The effects of air resistance are more significant for smaller objects with a larger surface area relative to their mass compared to larger objects with a smaller surface area relative to their mass. This is because the drag force is proportional to the surface area of the object and the velocity of the airflow around it. Smaller objects, such as a feather, will experience a greater air resistance compared to larger objects, such as a bowling ball. As a result, the smaller object will fall slower than the larger object.
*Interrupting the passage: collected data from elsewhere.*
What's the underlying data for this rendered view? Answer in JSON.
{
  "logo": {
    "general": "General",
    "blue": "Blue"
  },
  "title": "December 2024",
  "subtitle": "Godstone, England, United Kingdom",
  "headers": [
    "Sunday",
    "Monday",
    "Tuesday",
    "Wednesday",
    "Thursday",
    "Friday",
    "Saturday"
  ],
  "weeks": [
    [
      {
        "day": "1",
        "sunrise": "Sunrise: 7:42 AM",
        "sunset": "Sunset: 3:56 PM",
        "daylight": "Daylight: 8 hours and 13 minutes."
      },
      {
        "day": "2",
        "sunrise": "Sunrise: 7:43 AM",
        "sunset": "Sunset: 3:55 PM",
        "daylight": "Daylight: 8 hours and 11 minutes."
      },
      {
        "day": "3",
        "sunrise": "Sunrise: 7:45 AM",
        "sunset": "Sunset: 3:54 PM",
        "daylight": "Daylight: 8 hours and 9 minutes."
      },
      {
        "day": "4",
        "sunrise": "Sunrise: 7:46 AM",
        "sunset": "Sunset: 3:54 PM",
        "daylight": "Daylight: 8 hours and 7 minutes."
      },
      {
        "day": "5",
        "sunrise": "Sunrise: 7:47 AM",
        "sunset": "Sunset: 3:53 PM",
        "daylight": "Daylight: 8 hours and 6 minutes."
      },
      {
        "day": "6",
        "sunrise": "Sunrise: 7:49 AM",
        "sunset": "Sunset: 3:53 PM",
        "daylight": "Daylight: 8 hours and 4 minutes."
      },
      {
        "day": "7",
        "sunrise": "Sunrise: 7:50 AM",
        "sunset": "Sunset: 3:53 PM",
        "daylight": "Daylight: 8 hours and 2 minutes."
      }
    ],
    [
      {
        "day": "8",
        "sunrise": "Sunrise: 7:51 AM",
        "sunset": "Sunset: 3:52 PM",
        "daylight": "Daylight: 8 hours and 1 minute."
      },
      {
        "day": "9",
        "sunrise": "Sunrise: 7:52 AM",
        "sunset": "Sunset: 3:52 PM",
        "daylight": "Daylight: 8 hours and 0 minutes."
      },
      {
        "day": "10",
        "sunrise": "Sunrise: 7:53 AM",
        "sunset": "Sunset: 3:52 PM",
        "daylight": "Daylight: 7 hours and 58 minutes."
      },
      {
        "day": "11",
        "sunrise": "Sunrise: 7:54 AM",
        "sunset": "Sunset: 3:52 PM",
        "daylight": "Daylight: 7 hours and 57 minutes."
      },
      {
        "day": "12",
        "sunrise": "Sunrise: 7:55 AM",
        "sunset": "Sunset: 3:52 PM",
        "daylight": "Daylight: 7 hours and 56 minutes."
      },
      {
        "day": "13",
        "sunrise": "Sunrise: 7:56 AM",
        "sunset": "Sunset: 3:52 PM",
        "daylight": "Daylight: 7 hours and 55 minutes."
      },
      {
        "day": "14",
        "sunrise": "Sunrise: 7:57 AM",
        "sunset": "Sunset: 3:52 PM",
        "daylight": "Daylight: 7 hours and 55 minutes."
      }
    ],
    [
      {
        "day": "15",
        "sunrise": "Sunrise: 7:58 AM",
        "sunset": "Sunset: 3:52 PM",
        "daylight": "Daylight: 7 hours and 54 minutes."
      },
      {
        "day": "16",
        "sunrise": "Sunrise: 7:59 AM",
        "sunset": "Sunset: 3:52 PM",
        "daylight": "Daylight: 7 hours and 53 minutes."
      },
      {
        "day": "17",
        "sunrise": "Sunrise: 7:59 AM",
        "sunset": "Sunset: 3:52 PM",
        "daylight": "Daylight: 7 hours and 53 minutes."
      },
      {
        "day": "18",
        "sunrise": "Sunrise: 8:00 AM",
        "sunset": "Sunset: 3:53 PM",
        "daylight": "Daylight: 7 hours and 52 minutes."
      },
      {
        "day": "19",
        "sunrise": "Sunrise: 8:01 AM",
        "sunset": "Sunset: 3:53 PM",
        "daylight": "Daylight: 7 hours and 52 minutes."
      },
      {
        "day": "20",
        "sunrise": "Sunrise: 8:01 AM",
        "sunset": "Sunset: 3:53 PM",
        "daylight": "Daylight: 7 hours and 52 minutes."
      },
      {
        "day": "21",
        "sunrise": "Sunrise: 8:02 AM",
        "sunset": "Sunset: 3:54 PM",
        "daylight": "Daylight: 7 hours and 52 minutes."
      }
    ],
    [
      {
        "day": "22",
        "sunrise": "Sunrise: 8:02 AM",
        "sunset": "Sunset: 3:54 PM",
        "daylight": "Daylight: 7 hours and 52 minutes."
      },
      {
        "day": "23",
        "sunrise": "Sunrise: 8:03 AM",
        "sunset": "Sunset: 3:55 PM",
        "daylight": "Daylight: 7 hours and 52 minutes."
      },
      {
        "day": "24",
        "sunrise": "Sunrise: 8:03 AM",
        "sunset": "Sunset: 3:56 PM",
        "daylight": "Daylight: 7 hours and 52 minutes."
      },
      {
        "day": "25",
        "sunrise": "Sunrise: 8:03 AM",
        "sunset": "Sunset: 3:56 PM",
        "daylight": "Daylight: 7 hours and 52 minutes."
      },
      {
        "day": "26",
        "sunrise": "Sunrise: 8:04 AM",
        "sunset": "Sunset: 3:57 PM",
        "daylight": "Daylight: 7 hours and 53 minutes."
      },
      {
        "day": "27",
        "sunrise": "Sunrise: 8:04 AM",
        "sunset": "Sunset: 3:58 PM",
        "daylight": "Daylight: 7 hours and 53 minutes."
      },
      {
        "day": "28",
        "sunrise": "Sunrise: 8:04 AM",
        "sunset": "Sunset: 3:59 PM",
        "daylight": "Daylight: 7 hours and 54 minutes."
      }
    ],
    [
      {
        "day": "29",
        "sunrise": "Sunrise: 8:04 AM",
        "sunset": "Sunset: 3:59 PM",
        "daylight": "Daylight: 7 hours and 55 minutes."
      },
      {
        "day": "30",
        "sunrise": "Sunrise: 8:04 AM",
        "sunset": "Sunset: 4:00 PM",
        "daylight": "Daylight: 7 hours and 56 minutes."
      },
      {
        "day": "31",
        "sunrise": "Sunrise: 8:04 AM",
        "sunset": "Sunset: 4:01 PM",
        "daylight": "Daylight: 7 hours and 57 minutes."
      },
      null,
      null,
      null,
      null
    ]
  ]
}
In real-world conditions, the acceleration due to gravity is modified by the drag force, resulting in a lower observed acceleration. The rate at which an object's velocity increases due to gravity and decreases due to drag will determine its "terminal velocity," the constant velocity at which the drag force balances the gravitational force.
In the famous experiment conducted by Galileo Galilei in the 16th century, two objects of different masses were dropped simultaneously from the Leaning Tower of Pisa. While both objects reached the ground at roughly the same time, Galileo noted that the heavier object did so slightly faster. However, this observation was not due to the mass of the objects alone, but rather a combination of mass, shape, and air resistance.
Therefore, while it is commonly stated that two objects fall at the same velocity due to gravity, this is true only in a theoretical vacuum where air resistance is absent. In the presence of air, objects experience a drag force that affects their velocity and causes smaller objects to fall slower than larger objects.